Memoria di domani, il mio Baccalà alla pertecaregna

Memoria di domani è il contest di ISM dedicato alla reinterpretazione in chiave moderna dei classici della cucina irpina. Il contest rivolto ai Food Blogger anticipa il tema di ISM ed i contributi dei 40 chef che interverranno con le loro interpretazioni. Baccalà alla Pertecaregna, Soffritto Irpino, Cicci di S. Lucia, Spaghetti all’avellinese e Cauzunciedd.

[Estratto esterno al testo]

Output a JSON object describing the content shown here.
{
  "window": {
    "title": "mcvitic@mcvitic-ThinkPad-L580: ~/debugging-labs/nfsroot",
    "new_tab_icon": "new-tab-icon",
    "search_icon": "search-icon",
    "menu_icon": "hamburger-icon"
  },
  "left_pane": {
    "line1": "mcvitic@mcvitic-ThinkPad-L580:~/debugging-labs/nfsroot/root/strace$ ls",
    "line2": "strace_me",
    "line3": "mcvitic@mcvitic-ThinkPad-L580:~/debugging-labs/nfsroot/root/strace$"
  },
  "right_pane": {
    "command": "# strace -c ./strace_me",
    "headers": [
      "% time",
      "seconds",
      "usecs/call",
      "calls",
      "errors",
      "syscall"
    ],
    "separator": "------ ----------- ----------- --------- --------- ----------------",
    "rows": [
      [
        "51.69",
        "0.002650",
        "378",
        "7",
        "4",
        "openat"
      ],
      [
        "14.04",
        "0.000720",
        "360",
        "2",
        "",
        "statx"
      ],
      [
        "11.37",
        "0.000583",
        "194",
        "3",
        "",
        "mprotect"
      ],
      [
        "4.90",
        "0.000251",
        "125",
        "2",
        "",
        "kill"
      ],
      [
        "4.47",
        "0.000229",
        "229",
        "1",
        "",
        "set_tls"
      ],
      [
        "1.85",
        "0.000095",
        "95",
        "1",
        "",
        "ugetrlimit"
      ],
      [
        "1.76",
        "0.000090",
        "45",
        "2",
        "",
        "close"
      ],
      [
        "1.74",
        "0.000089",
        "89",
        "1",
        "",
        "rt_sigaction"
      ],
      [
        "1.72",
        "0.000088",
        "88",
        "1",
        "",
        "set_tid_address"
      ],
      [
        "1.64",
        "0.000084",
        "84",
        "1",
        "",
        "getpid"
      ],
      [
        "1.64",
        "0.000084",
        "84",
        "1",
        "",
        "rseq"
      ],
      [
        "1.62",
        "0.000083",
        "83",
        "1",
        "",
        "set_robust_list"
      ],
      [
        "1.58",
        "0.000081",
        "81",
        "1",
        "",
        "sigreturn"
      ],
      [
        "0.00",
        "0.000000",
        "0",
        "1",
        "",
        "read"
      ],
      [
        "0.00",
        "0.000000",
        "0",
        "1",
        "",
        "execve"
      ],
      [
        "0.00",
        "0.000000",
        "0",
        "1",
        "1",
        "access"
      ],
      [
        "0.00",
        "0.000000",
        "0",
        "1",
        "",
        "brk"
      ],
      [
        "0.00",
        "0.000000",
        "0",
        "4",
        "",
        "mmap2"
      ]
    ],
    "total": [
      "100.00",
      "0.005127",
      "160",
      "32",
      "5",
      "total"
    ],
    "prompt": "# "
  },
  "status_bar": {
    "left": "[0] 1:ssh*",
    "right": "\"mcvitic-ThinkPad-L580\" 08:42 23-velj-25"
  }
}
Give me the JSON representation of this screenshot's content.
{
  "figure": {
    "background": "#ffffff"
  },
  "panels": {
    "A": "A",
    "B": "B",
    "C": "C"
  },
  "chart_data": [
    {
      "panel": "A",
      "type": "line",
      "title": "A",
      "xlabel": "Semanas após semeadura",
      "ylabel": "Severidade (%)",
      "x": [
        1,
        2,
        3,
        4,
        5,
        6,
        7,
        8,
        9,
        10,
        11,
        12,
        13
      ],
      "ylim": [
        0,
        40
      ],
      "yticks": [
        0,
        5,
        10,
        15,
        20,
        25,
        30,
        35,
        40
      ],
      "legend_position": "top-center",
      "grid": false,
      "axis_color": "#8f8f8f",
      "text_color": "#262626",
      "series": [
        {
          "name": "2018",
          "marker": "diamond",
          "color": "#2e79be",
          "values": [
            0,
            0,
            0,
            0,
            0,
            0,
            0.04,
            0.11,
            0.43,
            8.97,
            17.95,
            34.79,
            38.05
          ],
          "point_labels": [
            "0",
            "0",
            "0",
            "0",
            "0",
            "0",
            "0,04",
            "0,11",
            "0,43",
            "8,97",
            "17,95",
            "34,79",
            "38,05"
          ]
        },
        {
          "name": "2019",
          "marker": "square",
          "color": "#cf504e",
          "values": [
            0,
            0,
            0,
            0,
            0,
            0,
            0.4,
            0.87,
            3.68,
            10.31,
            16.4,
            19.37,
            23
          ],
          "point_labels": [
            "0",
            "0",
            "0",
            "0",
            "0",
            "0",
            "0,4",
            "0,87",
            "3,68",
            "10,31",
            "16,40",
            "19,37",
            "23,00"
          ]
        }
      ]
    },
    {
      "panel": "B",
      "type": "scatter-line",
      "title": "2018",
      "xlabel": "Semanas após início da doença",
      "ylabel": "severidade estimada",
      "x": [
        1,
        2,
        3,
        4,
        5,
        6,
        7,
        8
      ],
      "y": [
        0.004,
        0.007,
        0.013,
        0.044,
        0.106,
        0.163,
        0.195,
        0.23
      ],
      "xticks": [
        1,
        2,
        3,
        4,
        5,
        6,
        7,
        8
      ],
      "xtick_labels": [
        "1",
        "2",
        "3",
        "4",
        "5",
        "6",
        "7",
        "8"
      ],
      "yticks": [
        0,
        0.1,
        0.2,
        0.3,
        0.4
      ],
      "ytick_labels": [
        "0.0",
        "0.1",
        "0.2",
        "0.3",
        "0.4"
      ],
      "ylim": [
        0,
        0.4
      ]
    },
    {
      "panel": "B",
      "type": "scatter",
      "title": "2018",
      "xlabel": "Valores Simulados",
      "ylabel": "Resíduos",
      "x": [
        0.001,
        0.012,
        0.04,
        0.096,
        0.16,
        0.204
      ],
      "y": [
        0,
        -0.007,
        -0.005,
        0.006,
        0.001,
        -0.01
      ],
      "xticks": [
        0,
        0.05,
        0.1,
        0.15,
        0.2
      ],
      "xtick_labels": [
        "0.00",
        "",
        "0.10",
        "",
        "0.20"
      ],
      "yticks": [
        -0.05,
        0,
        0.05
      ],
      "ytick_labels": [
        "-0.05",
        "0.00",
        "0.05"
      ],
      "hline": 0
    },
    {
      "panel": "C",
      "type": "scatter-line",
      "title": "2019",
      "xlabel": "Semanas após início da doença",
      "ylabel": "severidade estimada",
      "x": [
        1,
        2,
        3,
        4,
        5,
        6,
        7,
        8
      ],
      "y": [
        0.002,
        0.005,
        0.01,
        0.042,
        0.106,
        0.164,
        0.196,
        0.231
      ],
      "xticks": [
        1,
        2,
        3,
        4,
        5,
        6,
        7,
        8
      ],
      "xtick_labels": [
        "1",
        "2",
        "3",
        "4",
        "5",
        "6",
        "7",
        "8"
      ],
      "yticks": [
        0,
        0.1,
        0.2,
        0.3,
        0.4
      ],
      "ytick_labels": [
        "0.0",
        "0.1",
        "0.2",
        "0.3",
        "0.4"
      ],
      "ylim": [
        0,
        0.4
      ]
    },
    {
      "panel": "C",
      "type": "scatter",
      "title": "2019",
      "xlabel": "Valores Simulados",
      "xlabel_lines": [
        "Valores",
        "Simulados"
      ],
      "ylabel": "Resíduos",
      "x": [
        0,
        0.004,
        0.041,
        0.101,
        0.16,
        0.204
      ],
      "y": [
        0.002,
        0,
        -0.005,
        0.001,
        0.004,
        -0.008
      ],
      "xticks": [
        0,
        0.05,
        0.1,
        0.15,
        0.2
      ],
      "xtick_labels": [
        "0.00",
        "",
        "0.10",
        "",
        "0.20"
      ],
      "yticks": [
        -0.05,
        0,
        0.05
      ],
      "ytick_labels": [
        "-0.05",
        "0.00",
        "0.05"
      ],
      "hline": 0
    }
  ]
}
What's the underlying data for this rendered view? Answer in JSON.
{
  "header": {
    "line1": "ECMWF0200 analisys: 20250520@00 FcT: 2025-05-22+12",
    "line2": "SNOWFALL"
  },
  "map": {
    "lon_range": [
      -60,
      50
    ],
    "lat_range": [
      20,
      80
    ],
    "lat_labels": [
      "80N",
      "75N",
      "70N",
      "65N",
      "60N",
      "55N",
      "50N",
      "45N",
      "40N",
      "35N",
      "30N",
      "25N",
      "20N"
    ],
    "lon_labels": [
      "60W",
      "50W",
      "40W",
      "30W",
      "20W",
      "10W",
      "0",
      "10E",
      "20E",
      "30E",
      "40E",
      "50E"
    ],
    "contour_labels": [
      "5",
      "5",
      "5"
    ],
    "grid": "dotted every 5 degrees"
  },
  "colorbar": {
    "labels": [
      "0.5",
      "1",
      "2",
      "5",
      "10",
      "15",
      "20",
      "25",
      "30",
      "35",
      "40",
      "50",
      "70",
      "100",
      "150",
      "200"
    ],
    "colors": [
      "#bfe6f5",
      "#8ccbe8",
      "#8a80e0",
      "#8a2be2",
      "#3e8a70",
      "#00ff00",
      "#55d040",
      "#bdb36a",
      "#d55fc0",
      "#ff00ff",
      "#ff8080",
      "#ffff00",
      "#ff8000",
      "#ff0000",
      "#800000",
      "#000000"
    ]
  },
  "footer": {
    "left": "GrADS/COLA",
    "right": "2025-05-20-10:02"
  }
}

Io ho scelto il Baccalà alla Pertecaregna, che ho reinterpretato ispirandomi ad un piatto di Peppe Guida assaggiato per la prima volta tre anni fa e che da allora resta tra i miei preferiti… che lo chef mi perdoni!

Queste, le modifiche fondamentali apportate alla ricetta classica. 

Innanzitutto, non ho bollito il baccalà: la bollitura classica non trovo infatti che sia adatta al pesce, rischia di rovinarlo rendendolo secco e fibroso. Preferisco la cottura passiva: porto cioè il liquido di cottura – in questo caso, un brodo vegetale – ad alta temperatura. Poi vi immergo il baccalà e spengo. Il pesce cuocerà perfettamente, al punto giusto  e senza alcun danno alla sua consistenza.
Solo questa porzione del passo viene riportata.